Près de Nice, le "trou" laissé par une cimenterie plus que centenaire

Près de Nice, le "trou" laissé par une cimenterie plus que centenaire - Valery Hache - AFP

La cimenterie Lafarge de Contes va fermer 2021. Une perte pour l'emploi, mais une aubaine pour le terrain.

Sur la Côte d'Azur, la cimenterie Lafarge a accompagné le développement de la ville de Contes depuis plus de 100 ans: sa fermeture prochaine est un choc pour la commune, qui pourrait toutefois profiter d'une "aubaine" en récupérant les 70 hectares du site. "Lafarge, c'est ce trou": sur une carte dans son bureau en mairie, Francis Tujague, un des derniers élus communistes de la région, désigne la carrière de marne où s'alimente la cimenterie condamnée.

Sa fermeture fin 2021 va entraîner la perte d'une soixantaine d'emplois directs sur 72, et environ 200 autres indirects dans cette vallée proche de Nice dont le cimentier a façonné l'identité industrielle. "Tout Contes s'est développé avec Lafarge. C'est triste pour mes collègues", soupire Gilbert Camous, ancien ouvrier passé responsable des procédés et bientôt à la retraite après 40 ans à la cimenterie.

Des promoteurs se sont manifestés

Une assemblée générale du personnel est prévue vendredi, au lendemain de nouvelles négociations. Le groupe suisse LafargeHolcim, qui veut s'orienter sur des ciments propres, compte garder une activité logistique et de remblai de la carrière. Arrivant à extinction, cette dernière était autorisée encore pour 15 ans et l'activité "devait s'arrêter dans le meilleur des cas en 2032", indique Francis Tujague qui aurait voulu une fermeture moins "brutale", étalée au moins sur cinq ans.

Sans tarder cependant, en quinze jours, il a fait voter le recours à un bureau d'étude pour réfléchir "sur le devenir possible des espaces libérés" et demande la restitution gracieuse du site à LafargeHolcim. "On ne se met pas à pleurnicher. Dans trois mois, on aura l'esquisse d'un projet. Je n'ai pas du tout l'âme d'un promoteur immobilier, mais c'est une aubaine pour reconstruire un projet de développement de la vallée", dit-il.

Sur la Côte d'Azur, disposer de 70 hectares de réserve foncière adossés à 60 hectares d'espaces naturels, n'arrive pas tous les jours.
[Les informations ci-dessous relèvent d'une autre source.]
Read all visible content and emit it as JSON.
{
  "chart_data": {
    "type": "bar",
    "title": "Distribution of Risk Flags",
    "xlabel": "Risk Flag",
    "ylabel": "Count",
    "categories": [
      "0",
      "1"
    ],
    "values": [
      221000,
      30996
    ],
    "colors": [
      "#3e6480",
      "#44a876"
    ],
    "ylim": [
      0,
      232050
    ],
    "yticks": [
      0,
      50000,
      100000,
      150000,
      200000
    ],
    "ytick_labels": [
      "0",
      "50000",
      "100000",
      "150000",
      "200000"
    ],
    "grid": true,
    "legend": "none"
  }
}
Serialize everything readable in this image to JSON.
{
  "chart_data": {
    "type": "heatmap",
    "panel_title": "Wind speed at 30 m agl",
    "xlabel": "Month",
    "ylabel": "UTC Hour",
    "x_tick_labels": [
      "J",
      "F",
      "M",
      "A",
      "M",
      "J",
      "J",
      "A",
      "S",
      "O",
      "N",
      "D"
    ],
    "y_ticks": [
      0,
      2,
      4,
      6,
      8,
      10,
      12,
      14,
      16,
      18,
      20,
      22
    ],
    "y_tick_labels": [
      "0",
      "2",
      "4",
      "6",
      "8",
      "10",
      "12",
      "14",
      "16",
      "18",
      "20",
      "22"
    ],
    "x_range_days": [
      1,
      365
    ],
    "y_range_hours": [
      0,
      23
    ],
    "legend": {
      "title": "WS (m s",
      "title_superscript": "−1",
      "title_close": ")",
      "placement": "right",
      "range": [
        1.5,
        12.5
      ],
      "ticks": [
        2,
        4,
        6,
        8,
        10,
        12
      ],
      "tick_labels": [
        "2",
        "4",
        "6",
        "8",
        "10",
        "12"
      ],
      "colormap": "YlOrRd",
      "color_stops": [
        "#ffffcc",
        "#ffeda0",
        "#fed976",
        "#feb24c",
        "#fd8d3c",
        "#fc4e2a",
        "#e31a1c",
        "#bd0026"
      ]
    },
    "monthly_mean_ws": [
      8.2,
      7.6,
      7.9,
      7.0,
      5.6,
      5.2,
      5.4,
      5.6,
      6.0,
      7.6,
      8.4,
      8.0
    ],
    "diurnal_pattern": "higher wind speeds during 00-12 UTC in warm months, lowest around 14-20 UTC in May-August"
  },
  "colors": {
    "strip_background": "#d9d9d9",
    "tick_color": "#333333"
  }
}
Des promoteurs, et même des élus de la région, ont d'ailleurs immédiatement sauté sur leur téléphone pour se manifester. "Il y a des trous qui valent le coup!", résume l'élu de 73 ans, adjoint depuis 1977, maire depuis 1996 et réélu en 2020 avec un score plébiscite de 81,5% dans cette "ville à la campagne" de 7.500 habitants où hors des municipales, le vote majoritaire va au Rassemblement national. "Il y a ceux qui disent 'chouette, on respirera mieux!' et ceux qui disent 'ça va faire des dégâts et du chômage'. Ma hantise à moi, c'est la reconversion des terrains", reconnaît aussi Kareen Woignier, sa principale opposante LR. "Concernant le foncier, il est beaucoup trop tôt pour aborder le sujet", précise de son côté LafargeHolcim à l'AFP: "La priorité de l'entreprise est avant tout l'accompagnement des salariés du site".

Lafarge et Contes, une histoire commune

Lafarge et Contes, ça a longtemps été un destin commun. En 1906, l'industriel, en plein essor, fournit les ports en construction sur la Méditerranée et acquiert une activité préexistante de chaux et de ciment, générée par les deux carrières toutes proches. Adieu vignes et olives, chanvre et châtaigniers, forge et élevage dont on vivait chichement, le cimentier va prospérer, notamment avec l'édification des palaces du littoral puis des ponts et viaducs, et sortir de la misère les paysans et les immigrés italiens de Contes.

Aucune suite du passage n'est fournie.